Su rostro estaba completamente inundado en llanto, y la tristeza se dibujaba enteramente en sus ojos. Escuchar su súplica se me hizo bastante extraño, pues yo solamente iba a ver al Doctor Cosme, igual a los demás, y así se lo hice saber.

-Solamente voy a verlo, igual que los demás.

-¡No! –Respondió- ¡Va usted a matarlo, lo va a matar y adiós al Doctor…yo lo sé, sólo va para matarlo! –Gritaba la mujer con esquizofrenia, como poseída por una ira que la sacaba de sus cabales. Las cuencas de sus ojos se ahondaron y su mirada se hizo fantasmal. Tuve entonces miedo, porque al escuchar a la mujer, la muchedumbre pareció levantarse en alarma, fijando todas las miradas sobre mí, como esperando a ver si mi reacción ameritaba la violencia para detenerme. Podía sentir el peso abrumador de las pupilas inquisitivas, y me percaté de que el sentimiento que embargaba a todas y cada una de ellas iba acercandose cada vez mas al odio.

-¡Solo vine a mear! –Expliqué en voz alta, pero ninguno pareció entenderlo. La mujer se aferraba cada vez mas fuertemente, y mi pulso parecía entonces una batucada.

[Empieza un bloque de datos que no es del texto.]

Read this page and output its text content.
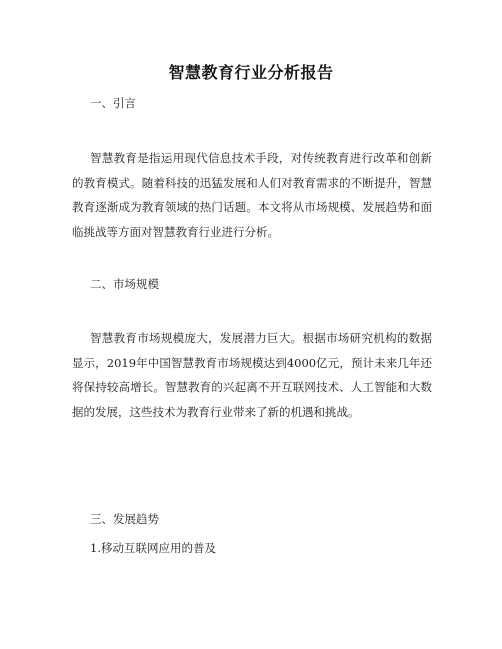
智慧教育行业分析报告
一、引言
智慧教育是指运用现代信息技术手段，对传统教育进行改革和创新的教育模式。随着科技的迅猛发展和人们对教育需求的不断提升，智慧教育逐渐成为教育领域的热门话题。本文将从市场规模、发展趋势和面临挑战等方面对智慧教育行业进行分析。
二、市场规模
智慧教育市场规模庞大，发展潜力巨大。根据市场研究机构的数据显示，2019年中国智慧教育市场规模达到4000亿元，预计未来几年还将保持较高增长。智慧教育的兴起离不开互联网技术、人工智能和大数据的发展，这些技术为教育行业带来了新的机遇和挑战。
三、发展趋势
1.移动互联网应用的普及
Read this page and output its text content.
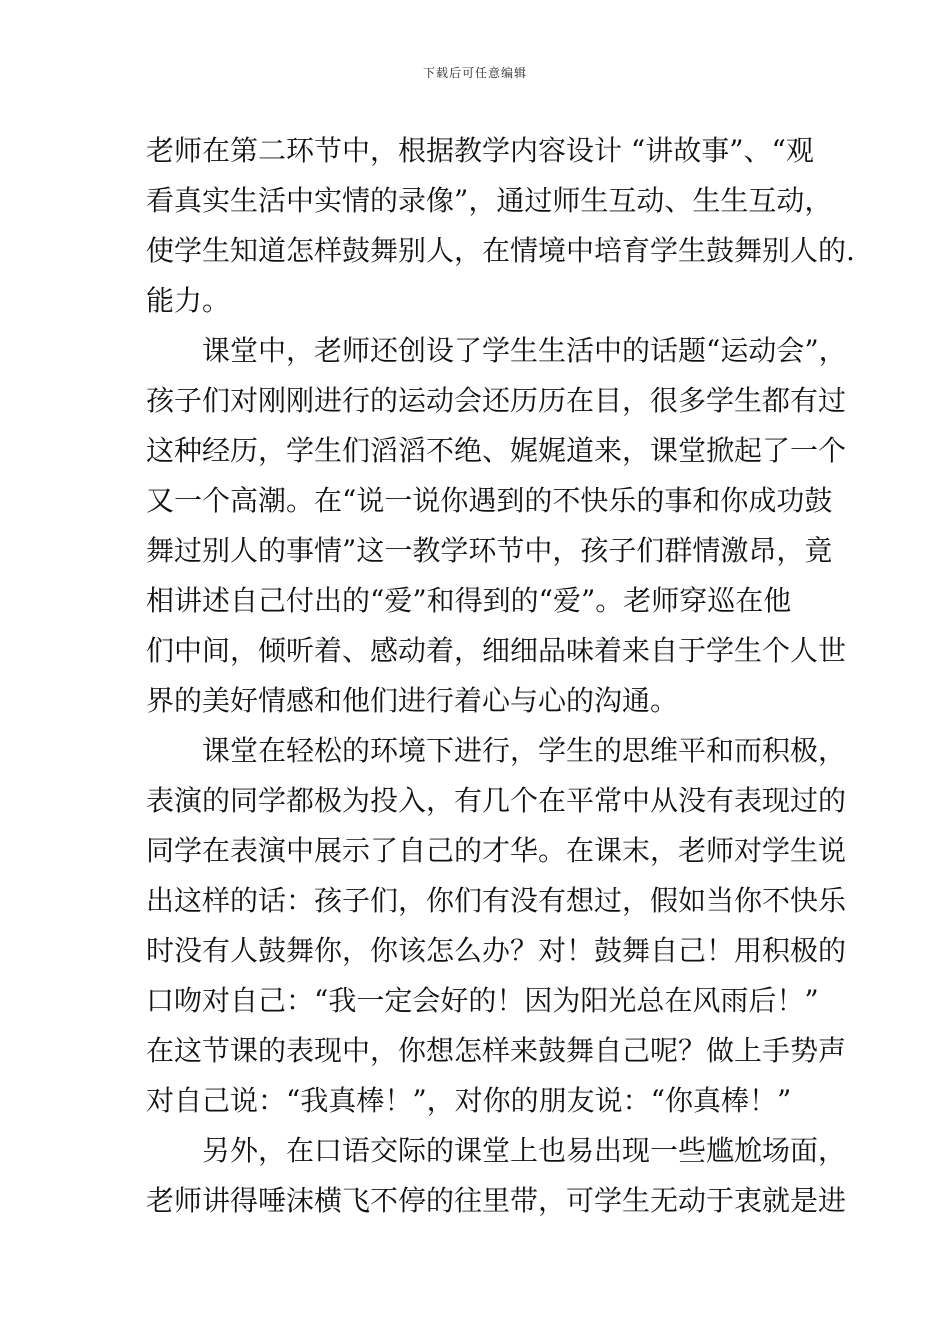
下载后可任意编辑
老师在第二环节中，根据教学内容设计 “讲故事”、“观
看真实生活中实情的录像”，通过师生互动、生生互动，
使学生知道怎样鼓舞别人，在情境中培育学生鼓舞别人的.
能力。
课堂中，老师还创设了学生生活中的话题“运动会”，
孩子们对刚刚进行的运动会还历历在目，很多学生都有过
这种经历，学生们滔滔不绝、娓娓道来，课堂掀起了一个
又一个高潮。在“说一说你遇到的不快乐的事和你成功鼓
舞过别人的事情”这一教学环节中，孩子们群情激昂，竟
相讲述自己付出的“爱”和得到的“爱”。老师穿巡在他
们中间，倾听着、感动着，细细品味着来自于学生个人世
界的美好情感和他们进行着心与心的沟通。
课堂在轻松的环境下进行，学生的思维平和而积极，
表演的同学都极为投入，有几个在平常中从没有表现过的
同学在表演中展示了自己的才华。在课末，老师对学生说
出这样的话：孩子们，你们有没有想过，假如当你不快乐
时没有人鼓舞你，你该怎么办？对！鼓舞自己！用积极的
口吻对自己：“我一定会好的！因为阳光总在风雨后！”
在这节课的表现中，你想怎样来鼓舞自己呢？做上手势声
对自己说：“我真棒！”，对你的朋友说：“你真棒！”
另外，在口语交际的课堂上也易出现一些尴尬场面，
老师讲得唾沫横飞不停的往里带，可学生无动于衷就是进
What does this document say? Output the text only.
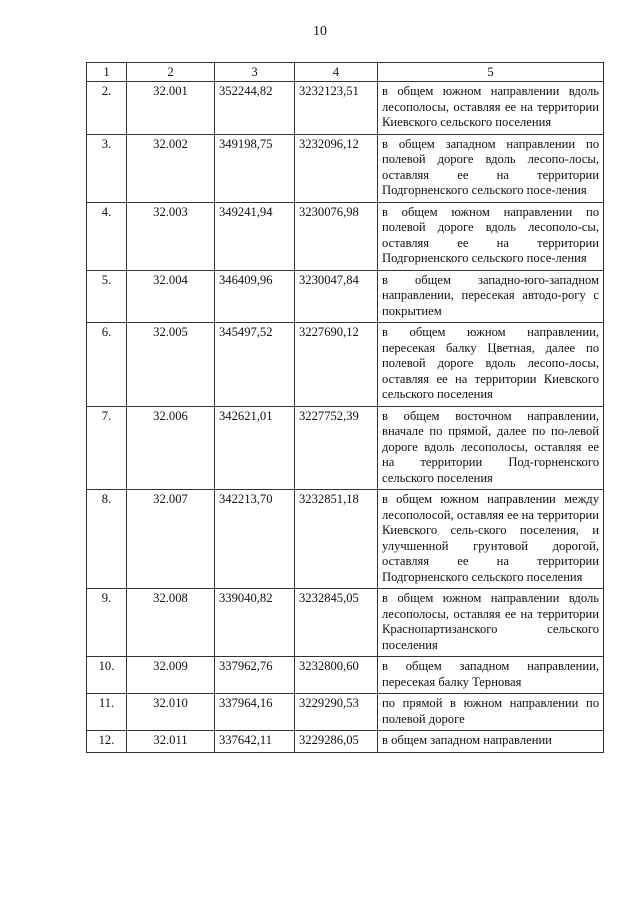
10
1	2	3	4	5
2.	32.001	352244,82	3232123,51	в общем южном направлении вдоль лесополосы, оставляя ее на территории Киевского сельского поселения
3.	32.002	349198,75	3232096,12	в общем западном направлении по полевой дороге вдоль лесопо-лосы, оставляя ее на территории Подгорненского сельского посе-ления
4.	32.003	349241,94	3230076,98	в общем южном направлении по полевой дороге вдоль лесополо-сы, оставляя ее на территории Подгорненского сельского посе-ления
5.	32.004	346409,96	3230047,84	в общем западно-юго-западном направлении, пересекая автодо-рогу с покрытием
6.	32.005	345497,52	3227690,12	в общем южном направлении, пересекая балку Цветная, далее по полевой дороге вдоль лесопо-лосы, оставляя ее на территории Киевского сельского поселения
7.	32.006	342621,01	3227752,39	в общем восточном направлении, вначале по прямой, далее по по-левой дороге вдоль лесополосы, оставляя ее на территории Под-горненского сельского поселения
8.	32.007	342213,70	3232851,18	в общем южном направлении между лесополосой, оставляя ее на территории Киевского сель-ского поселения, и улучшенной грунтовой дорогой, оставляя ее на территории Подгорненского сельского поселения
9.	32.008	339040,82	3232845,05	в общем южном направлении вдоль лесополосы, оставляя ее на территории Краснопартизанского сельского поселения
10.	32.009	337962,76	3232800,60	в общем западном направлении, пересекая балку Терновая
11.	32.010	337964,16	3229290,53	по прямой в южном направлении по полевой дороге
12.	32.011	337642,11	3229286,05	в общем западном направлении
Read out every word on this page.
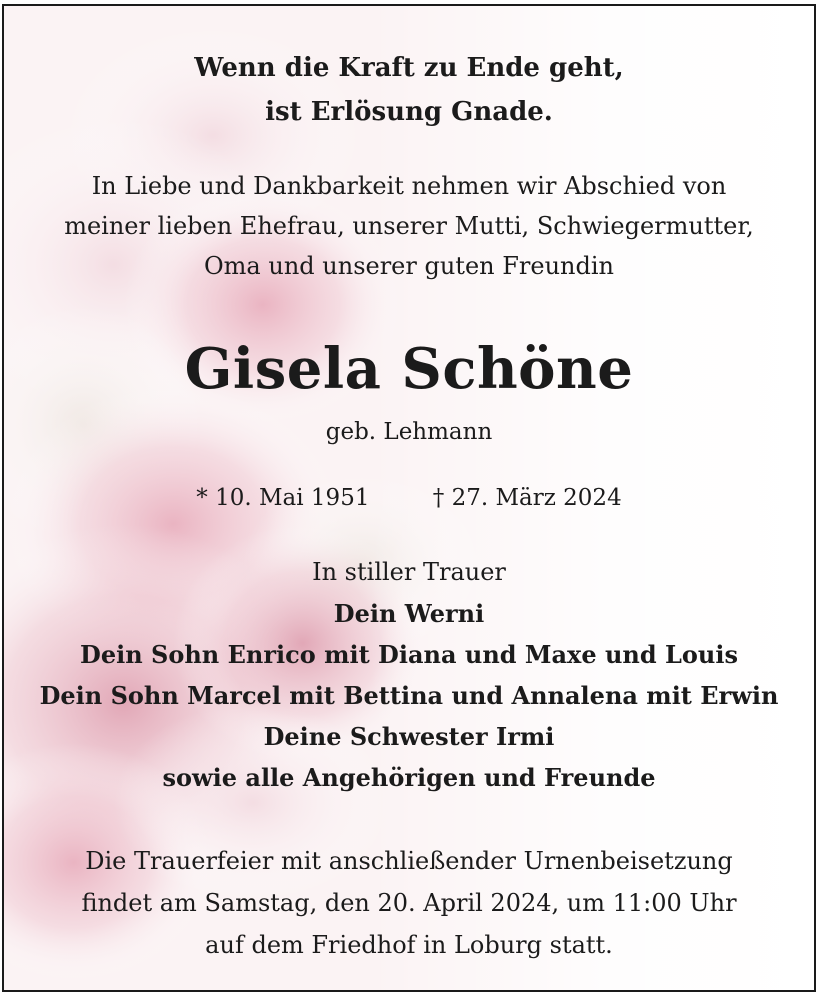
Wenn die Kraft zu Ende geht,
ist Erlösung Gnade.
In Liebe und Dankbarkeit nehmen wir Abschied von
meiner lieben Ehefrau, unserer Mutti, Schwiegermutter,
Oma und unserer guten Freundin
Gisela Schöne
geb. Lehmann
* 10. Mai 1951	† 27. März 2024
In stiller Trauer
Dein Werni
Dein Sohn Enrico mit Diana und Maxe und Louis
Dein Sohn Marcel mit Bettina und Annalena mit Erwin
Deine Schwester Irmi
sowie alle Angehörigen und Freunde
Die Trauerfeier mit anschließender Urnenbeisetzung
findet am Samstag, den 20. April 2024, um 11:00 Uhr
auf dem Friedhof in Loburg statt.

-¡Él viene a matarle, viene a matarle! –Grito ella, y sentenció mi destino: La horda enardecida se abalanzaba sobre mí como si fuese un judas traicionero. En ese instante empecé a recordar bellos momentos de la vida, y supe entonces que era el día de mi muerte. Me disponía a abandonarme a mi cruel destino, cuando una voz delgada se entretejió entre el bullicio…

-¡Es el viejo Abraxas, y solo viene a mear! –Dijo.

La multitud, al escuchar tan amable y piadosa frase, pareció desenchufarse de sus intenciones asesinas. Yo tenía los ojos cerrados esperando el primer mordisco, y aún no me atrevía a abrirlos. Todo era silencio de un instante a otro. La mujer no me aprisionaba ya mas, y lo único que se movía era el hilillo de orines que me bajaba por el pantalón.

Bienaventurado el que se acerque a Doctor.